Maximal exercise and plasma cytochrome P450 and lipoxygenase mediators: a lipidomics study

Abstract Epoxides derived from arachidonic acid (AA) are released during exercise and may contribute to vasodilation. However, exercise may also affect circulating levels of other epoxides derived from cytochromes P450 (CYP) monooxygenase and lipoxygenase (LOX) pathways, many of whose exhibit cardiovascular activity in vitro. The effects of exercise on their levels have not been documented. We tested the hypothesis that acute, maximal exercise would influence the plasma concentrations of these vasoactive substances.

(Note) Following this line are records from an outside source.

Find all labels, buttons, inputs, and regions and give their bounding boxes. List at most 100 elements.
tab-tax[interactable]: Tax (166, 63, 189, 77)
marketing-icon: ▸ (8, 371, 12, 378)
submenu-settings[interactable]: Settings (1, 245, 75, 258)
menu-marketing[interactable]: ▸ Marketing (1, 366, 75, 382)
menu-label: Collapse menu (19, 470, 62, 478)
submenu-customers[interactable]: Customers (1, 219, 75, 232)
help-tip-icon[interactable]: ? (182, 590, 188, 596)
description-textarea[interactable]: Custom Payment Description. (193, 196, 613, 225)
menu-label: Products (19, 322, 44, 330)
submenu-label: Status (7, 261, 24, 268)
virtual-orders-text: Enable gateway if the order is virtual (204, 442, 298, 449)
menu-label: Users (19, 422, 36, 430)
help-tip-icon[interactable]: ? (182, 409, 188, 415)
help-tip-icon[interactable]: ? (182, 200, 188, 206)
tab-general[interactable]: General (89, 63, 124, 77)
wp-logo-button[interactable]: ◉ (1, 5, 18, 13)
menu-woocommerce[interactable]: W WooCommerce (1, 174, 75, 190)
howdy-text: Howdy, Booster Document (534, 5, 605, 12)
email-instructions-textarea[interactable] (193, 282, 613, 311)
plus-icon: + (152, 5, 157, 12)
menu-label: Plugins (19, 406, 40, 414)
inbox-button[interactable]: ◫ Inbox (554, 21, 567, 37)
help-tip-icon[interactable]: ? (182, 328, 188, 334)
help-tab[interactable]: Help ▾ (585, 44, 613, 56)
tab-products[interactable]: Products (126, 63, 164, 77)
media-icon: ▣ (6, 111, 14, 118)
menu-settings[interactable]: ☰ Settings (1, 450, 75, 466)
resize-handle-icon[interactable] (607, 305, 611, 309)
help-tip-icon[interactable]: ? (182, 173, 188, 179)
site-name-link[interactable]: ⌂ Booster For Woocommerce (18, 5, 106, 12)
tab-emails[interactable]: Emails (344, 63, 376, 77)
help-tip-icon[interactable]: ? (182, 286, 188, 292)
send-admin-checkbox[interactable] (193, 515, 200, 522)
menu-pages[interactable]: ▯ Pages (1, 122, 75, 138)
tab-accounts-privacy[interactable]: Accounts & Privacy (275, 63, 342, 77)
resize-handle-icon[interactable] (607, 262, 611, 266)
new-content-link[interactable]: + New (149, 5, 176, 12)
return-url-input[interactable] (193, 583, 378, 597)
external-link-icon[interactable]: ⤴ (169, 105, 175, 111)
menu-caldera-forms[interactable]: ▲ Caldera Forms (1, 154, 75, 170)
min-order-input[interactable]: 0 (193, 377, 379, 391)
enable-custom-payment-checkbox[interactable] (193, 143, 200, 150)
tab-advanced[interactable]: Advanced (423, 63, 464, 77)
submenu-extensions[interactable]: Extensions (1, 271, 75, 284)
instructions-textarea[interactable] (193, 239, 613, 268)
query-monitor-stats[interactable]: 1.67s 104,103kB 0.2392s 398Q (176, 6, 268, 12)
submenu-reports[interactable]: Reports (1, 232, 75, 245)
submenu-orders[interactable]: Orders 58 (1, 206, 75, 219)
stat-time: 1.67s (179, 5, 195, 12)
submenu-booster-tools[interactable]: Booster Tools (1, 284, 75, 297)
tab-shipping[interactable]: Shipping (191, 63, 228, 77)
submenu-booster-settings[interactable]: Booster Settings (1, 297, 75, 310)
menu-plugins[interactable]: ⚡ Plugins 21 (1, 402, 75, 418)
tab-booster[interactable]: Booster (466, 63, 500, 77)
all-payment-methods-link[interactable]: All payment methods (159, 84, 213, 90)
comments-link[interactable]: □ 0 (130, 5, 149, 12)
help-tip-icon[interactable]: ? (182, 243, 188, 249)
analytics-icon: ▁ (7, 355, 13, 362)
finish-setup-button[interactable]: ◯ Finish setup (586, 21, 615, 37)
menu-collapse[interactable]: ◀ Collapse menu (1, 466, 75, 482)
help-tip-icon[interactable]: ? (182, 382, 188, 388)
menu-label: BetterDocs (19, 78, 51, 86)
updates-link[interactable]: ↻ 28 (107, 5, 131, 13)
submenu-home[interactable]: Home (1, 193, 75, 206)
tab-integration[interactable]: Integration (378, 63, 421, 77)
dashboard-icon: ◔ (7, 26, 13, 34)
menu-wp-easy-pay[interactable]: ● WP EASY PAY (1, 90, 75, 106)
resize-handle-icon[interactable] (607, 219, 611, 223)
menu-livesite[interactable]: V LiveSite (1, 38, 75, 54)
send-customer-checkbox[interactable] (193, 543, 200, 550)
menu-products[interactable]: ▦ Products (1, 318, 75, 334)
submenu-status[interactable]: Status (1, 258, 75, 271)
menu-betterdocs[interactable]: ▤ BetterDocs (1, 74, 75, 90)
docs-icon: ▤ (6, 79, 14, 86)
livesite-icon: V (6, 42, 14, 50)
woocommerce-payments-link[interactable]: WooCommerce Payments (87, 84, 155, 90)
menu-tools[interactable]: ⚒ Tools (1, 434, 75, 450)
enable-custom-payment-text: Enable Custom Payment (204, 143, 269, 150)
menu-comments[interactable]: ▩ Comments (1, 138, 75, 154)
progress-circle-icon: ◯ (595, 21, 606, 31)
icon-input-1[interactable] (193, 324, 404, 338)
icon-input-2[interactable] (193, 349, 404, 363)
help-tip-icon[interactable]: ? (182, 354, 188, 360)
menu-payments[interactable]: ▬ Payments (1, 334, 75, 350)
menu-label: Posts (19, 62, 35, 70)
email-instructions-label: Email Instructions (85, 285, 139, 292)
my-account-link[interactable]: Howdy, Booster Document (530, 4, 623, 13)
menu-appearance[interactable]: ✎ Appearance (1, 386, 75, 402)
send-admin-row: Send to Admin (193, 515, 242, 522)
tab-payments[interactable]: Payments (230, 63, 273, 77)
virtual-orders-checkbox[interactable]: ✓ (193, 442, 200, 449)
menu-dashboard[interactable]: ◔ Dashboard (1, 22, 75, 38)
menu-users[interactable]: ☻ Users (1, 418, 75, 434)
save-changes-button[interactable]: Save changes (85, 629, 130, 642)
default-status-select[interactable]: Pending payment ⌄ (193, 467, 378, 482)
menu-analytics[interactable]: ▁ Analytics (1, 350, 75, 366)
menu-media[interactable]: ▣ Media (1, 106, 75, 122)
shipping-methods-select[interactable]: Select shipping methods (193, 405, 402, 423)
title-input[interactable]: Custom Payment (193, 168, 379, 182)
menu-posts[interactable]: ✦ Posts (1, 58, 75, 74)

We measured plasma CYP and LOX mediators derived from both the n − 3 and n − 6 fatty acid (FA) classes in healthy volunteers before, during and after short‐term exhaustive exercise. Lipid mediators were profiled by means of LC–MS/MS tandem mass spectrometry. A maximal Bruce treadmill test was performed to voluntary exhaustion. Exhaustive exercise increased the circulating levels of epoxyoctadecenoic (12,13‐EpOME), dihydroxyeicosatrienoic (5,6‐DHET), dihydroxyeicosatetraenoic acids (5,6‐DiHETE, 17,18‐DiHETE), but had no effect on the majority of CYP and LOX metabolites. Although our calculations of diol/epoxide ratios revealed preferred hydrolysis of epoxyeicosatrienoic acids (EEQs) into their diols (DiHETEs), this hydrolysis was resistant to maximal exercise. Our study is the first documentation that bioactive endogenous n − 3 and n − 6 CYP lipid mediators are released by short‐term exhaustive exercise in humans. In particular, the CYP epoxy‐metabolite status, 12,13‐EpOME/DiHOME, 5,6‐EET/DHET, 5,6‐EEQ/DiHETE and 17,18‐EEQ/DiHETE may contribute to the cardiovascular response during maximal exercise.